North Hempstead and Port Washington North officials are counting on a new digitized mapping database that rates roadways and tracks government infrastructure to make road work cheaper, faster and more efficient.
The database costs $300,000, but officials said they estimated the system to save the town $1.7 million dollars over five years, primarily in reduced costs associated with labor and time. The project uses geographic information system technology to map roadways and "assets" such as sidewalks, street signs, lights and hydrants. It is expected to be operating by fall.
“It's taken the town's asset inventory system from the Stone Age into the Tech Age that we're all living in,” Supervisor Judi Bosworth said last week.
The town’s current inventory system of road signs, hydrants and other assets mostly relies on institutional knowledge and handwritten index cards.
“There is tremendous cost savings in terms of having it readily available without someone having to go through that box [of index cards] or rely on someone's memory,” Bosworth said.
When a resident reports a missing street sign, a highway department worker currently has to first go to the scene to inspect the situation. Once the new database is in place, that worker can just log into the database through a digital device to see what sign is needed and go to the location to install it, fixing the problem in one trip.
Other than tracking government assets, the system also rates pavement conditions, covering 300 miles of town roads and 6 miles of village roads. Municipal officials said that gives them a map of their pavement infrastructure and helps them prioritize their repaving schedule.

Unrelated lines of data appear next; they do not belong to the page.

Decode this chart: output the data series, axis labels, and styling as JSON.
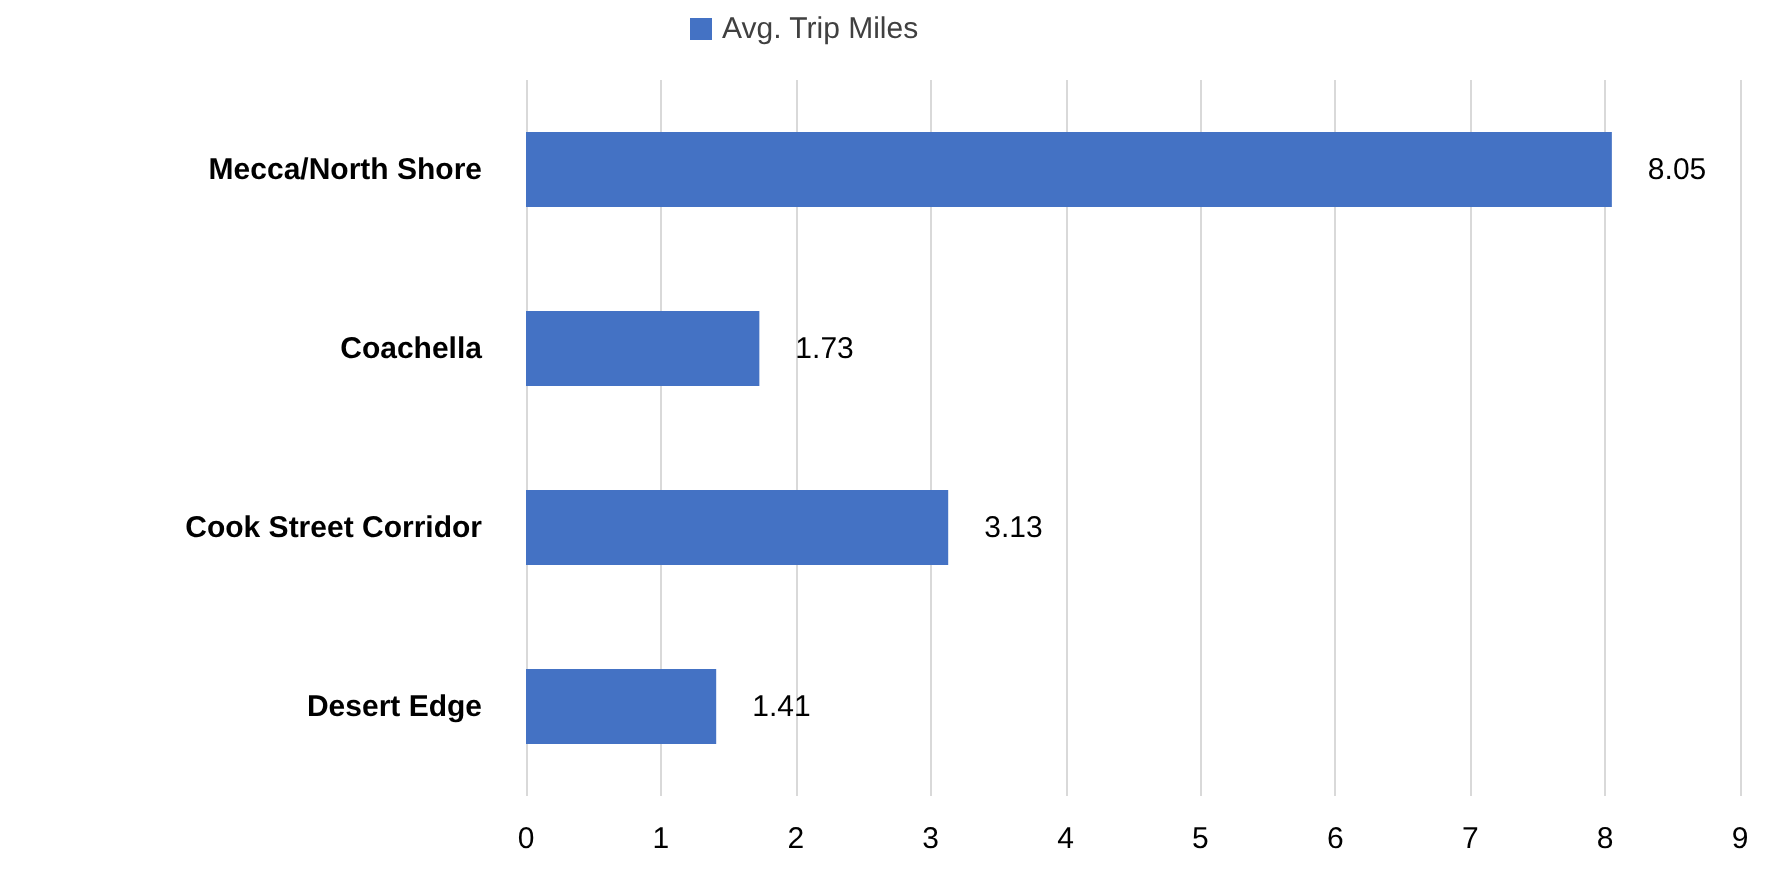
{
  "chart_data": {
    "type": "bar",
    "orientation": "horizontal",
    "categories": [
      "Mecca/North Shore",
      "Coachella",
      "Cook Street Corridor",
      "Desert Edge"
    ],
    "series": [
      {
        "name": "Avg. Trip Miles",
        "color": "#4472c4",
        "values": [
          8.05,
          1.73,
          3.13,
          1.41
        ]
      }
    ],
    "xlim": [
      0,
      9
    ],
    "xticks": [
      0,
      1,
      2,
      3,
      4,
      5,
      6,
      7,
      8,
      9
    ],
    "grid": "x",
    "legend": "top",
    "data_labels": true
  }
}
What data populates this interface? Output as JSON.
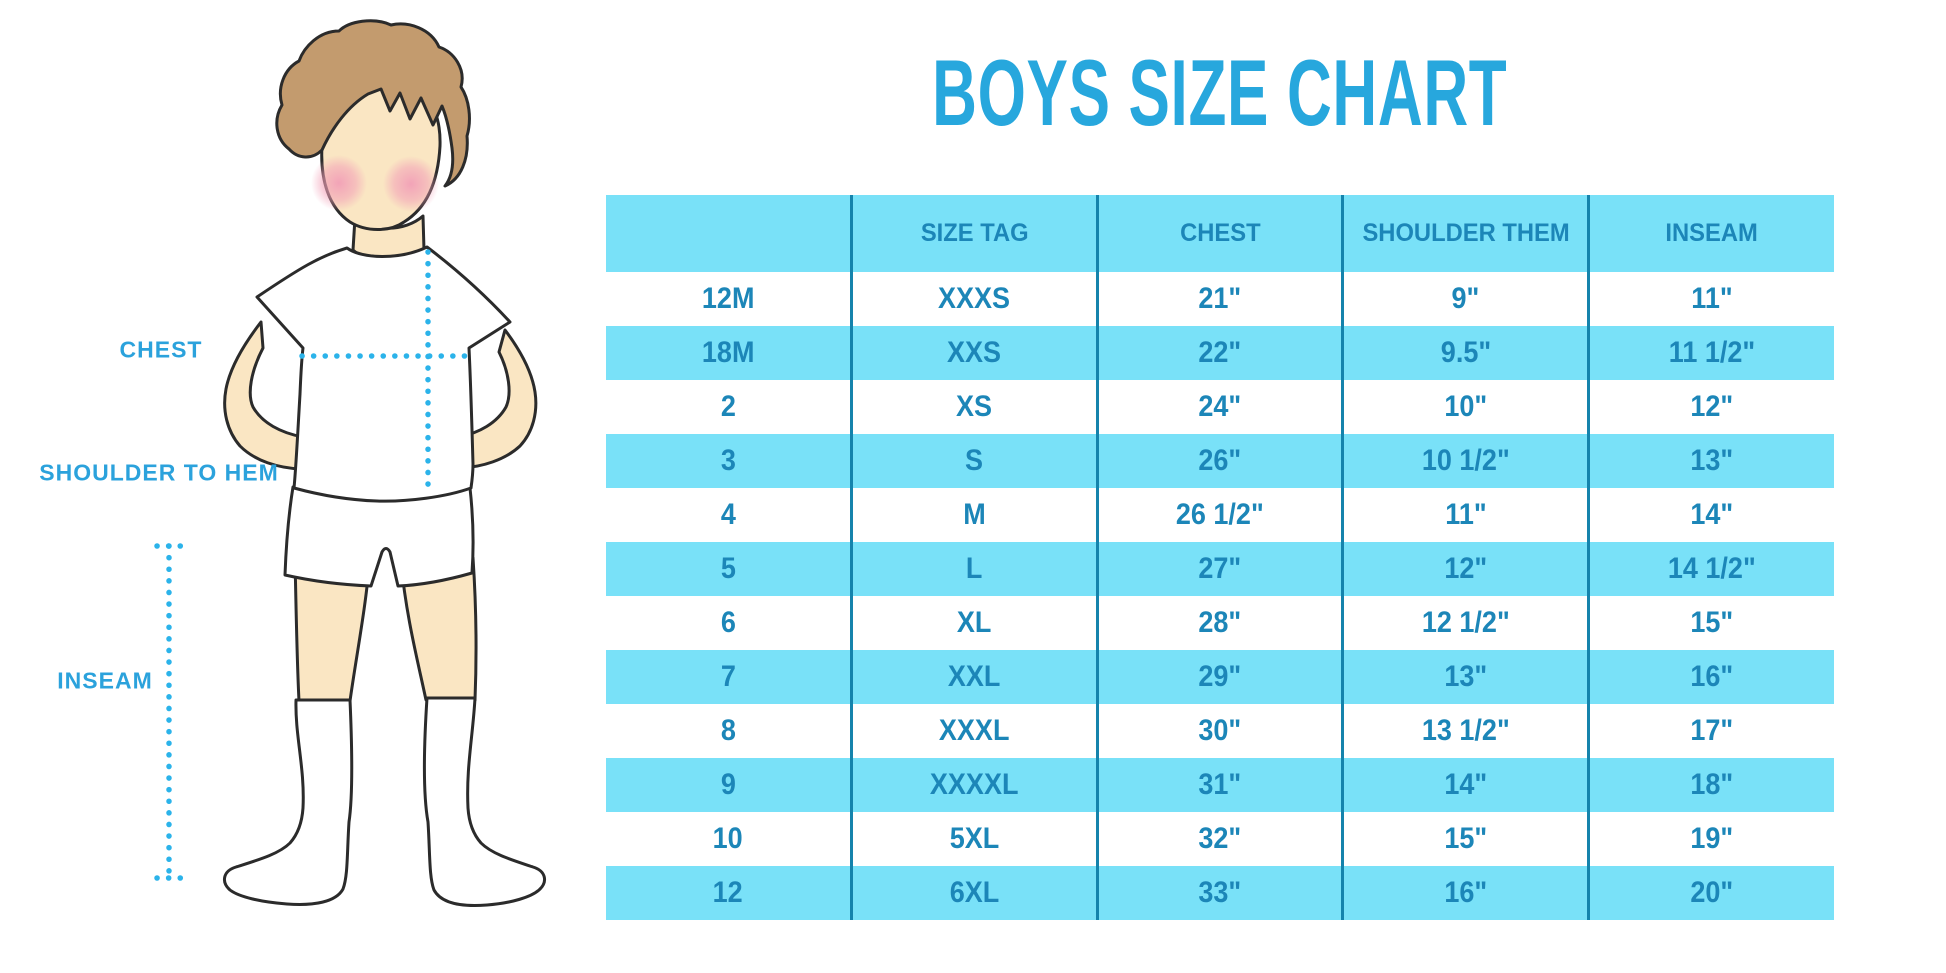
{
  "title": "BOYS SIZE CHART",
  "figure": {
    "labels": {
      "chest": "CHEST",
      "shoulder_to_hem": "SHOULDER TO HEM",
      "inseam": "INSEAM"
    }
  },
  "chart_data": {
    "type": "table",
    "title": "BOYS SIZE CHART",
    "columns": [
      "",
      "SIZE TAG",
      "CHEST",
      "SHOULDER THEM",
      "INSEAM"
    ],
    "rows": [
      [
        "12M",
        "XXXS",
        "21\"",
        "9\"",
        "11\""
      ],
      [
        "18M",
        "XXS",
        "22\"",
        "9.5\"",
        "11 1/2\""
      ],
      [
        "2",
        "XS",
        "24\"",
        "10\"",
        "12\""
      ],
      [
        "3",
        "S",
        "26\"",
        "10 1/2\"",
        "13\""
      ],
      [
        "4",
        "M",
        "26 1/2\"",
        "11\"",
        "14\""
      ],
      [
        "5",
        "L",
        "27\"",
        "12\"",
        "14 1/2\""
      ],
      [
        "6",
        "XL",
        "28\"",
        "12 1/2\"",
        "15\""
      ],
      [
        "7",
        "XXL",
        "29\"",
        "13\"",
        "16\""
      ],
      [
        "8",
        "XXXL",
        "30\"",
        "13 1/2\"",
        "17\""
      ],
      [
        "9",
        "XXXXL",
        "31\"",
        "14\"",
        "18\""
      ],
      [
        "10",
        "5XL",
        "32\"",
        "15\"",
        "19\""
      ],
      [
        "12",
        "6XL",
        "33\"",
        "16\"",
        "20\""
      ]
    ],
    "layout": {
      "zebra_striping": true,
      "header_background": "#79E1F8",
      "row_alt_background": "#79E1F8",
      "grid": "vertical-separators-only"
    }
  },
  "colors": {
    "title_blue": "#27A7DD",
    "label_blue": "#2BA2DC",
    "table_band_cyan": "#79E1F8",
    "table_text_blue": "#1C86B8",
    "column_separator": "#1583AC",
    "dotted_line_blue": "#2BB3EA",
    "skin": "#FAE6C3",
    "hair_brown": "#C39B6E",
    "cheek_pink": "#F2A0B7",
    "outline": "#2B2B2B"
  }
}
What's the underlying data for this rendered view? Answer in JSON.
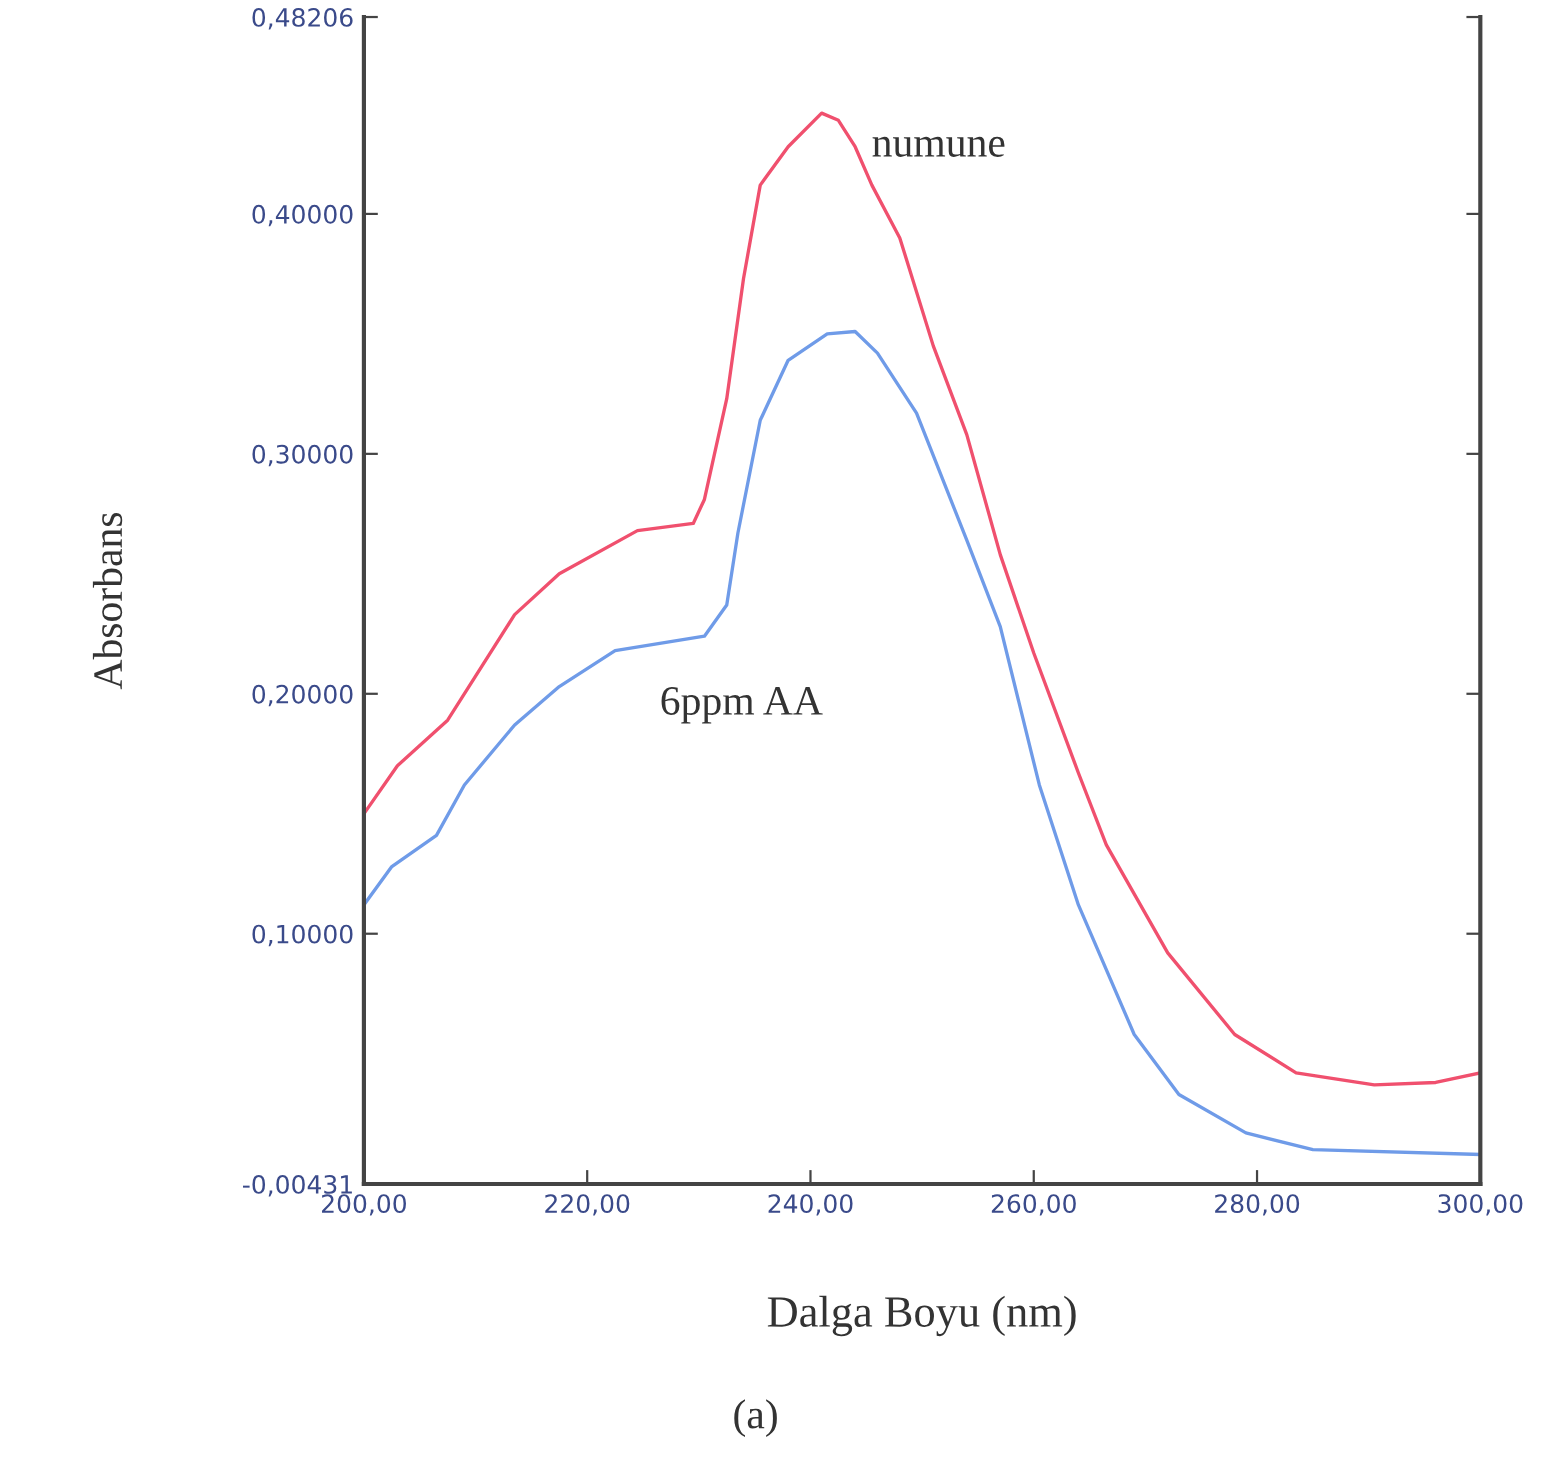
{
  "chart_data": {
    "type": "line",
    "xlabel": "Dalga Boyu (nm)",
    "ylabel": "Absorbans",
    "xlim": [
      200,
      300
    ],
    "ylim": [
      -0.00431,
      0.48206
    ],
    "xticks": [
      {
        "value": 200,
        "label": "200,00"
      },
      {
        "value": 220,
        "label": "220,00"
      },
      {
        "value": 240,
        "label": "240,00"
      },
      {
        "value": 260,
        "label": "260,00"
      },
      {
        "value": 280,
        "label": "280,00"
      },
      {
        "value": 300,
        "label": "300,00"
      }
    ],
    "yticks": [
      {
        "value": -0.00431,
        "label": "-0,00431"
      },
      {
        "value": 0.1,
        "label": "0,10000"
      },
      {
        "value": 0.2,
        "label": "0,20000"
      },
      {
        "value": 0.3,
        "label": "0,30000"
      },
      {
        "value": 0.4,
        "label": "0,40000"
      },
      {
        "value": 0.48206,
        "label": "0,48206"
      }
    ],
    "grid": false,
    "marker": "none",
    "line_style": "solid",
    "series": [
      {
        "name": "numune",
        "color": "#f0506e",
        "x": [
          200,
          203,
          207.5,
          213.5,
          217.5,
          224.5,
          229.5,
          230.5,
          232.5,
          234,
          235.5,
          238,
          241,
          242.5,
          244,
          245.5,
          248,
          251,
          254,
          257,
          260,
          264,
          266.5,
          272,
          278,
          283.5,
          290.5,
          296,
          300
        ],
        "values": [
          0.15,
          0.17,
          0.189,
          0.233,
          0.25,
          0.268,
          0.271,
          0.281,
          0.323,
          0.373,
          0.412,
          0.428,
          0.442,
          0.439,
          0.428,
          0.412,
          0.39,
          0.345,
          0.308,
          0.258,
          0.217,
          0.167,
          0.137,
          0.092,
          0.058,
          0.042,
          0.037,
          0.038,
          0.042
        ]
      },
      {
        "name": "6ppm AA",
        "color": "#6f9be8",
        "x": [
          200,
          202.5,
          206.5,
          209,
          213.5,
          217.5,
          222.5,
          226.5,
          230.5,
          232.5,
          233.5,
          235.5,
          238,
          241.5,
          244,
          246,
          249.5,
          254,
          257,
          260.5,
          264,
          269,
          273,
          279,
          285,
          300
        ],
        "values": [
          0.112,
          0.128,
          0.141,
          0.162,
          0.187,
          0.203,
          0.218,
          0.221,
          0.224,
          0.237,
          0.267,
          0.314,
          0.339,
          0.35,
          0.351,
          0.342,
          0.317,
          0.264,
          0.228,
          0.162,
          0.112,
          0.058,
          0.033,
          0.017,
          0.01,
          0.008
        ]
      }
    ],
    "annotations": [
      "(a)"
    ]
  }
}
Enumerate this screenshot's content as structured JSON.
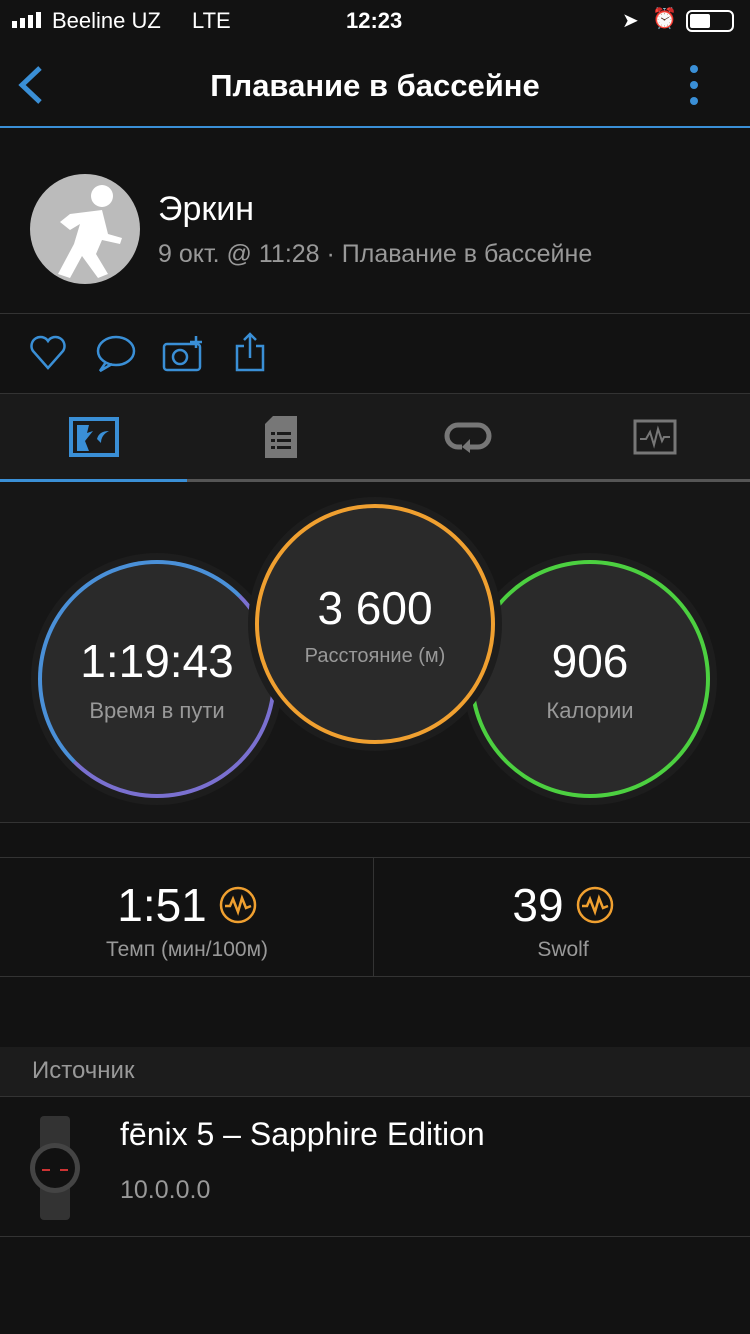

“We are in the midst of doing major roadwork, and this will help us budget and schedule,” Port Washington North Mayor Bob Weitzner said, adding that the data establishes criteria for prioritizing repaving projects.
Weitzner said the database not only helps his village plan for road projects but also pinpoints any deficiencies the village has before any resident reports it.
“We want to make sure that we’ve got the best street signs, traffic signs that are out there so that there’s no such thing as a stop sign that doesn’t reflect at night, or a yield sign, or a children crossing sign that may be faded,” the mayor said.
Craig Schorling, vice president of Transmap, a Columbus, Ohio-based company with the contract for the mapping and digitalizing, said that drivers finished surveying the roads in early May. He expects the database to be completed by September and said the results will be presented to the town and village in fall.
The town and village received a one-time $270,000 grant from the New York State Department of State in 2015 and provided a local match of $30,000 to pay for the Transmap contract and software and hardware needed for the database. town spokeswoman Carole Trottere said the town will maintain and update the database after Transmap trains town staff.
North Hempstead moves to digital roadway database
- The mapping project costs $300,000.
- Officials said the project will save the town $1.7 million in labor costs over five years.
- The project is paid for by a $270,000 grant from the New York Department of State in 2015 and a local match of $30,000.
- The project surveyed 300 miles of town roads and 6 miles of village roads.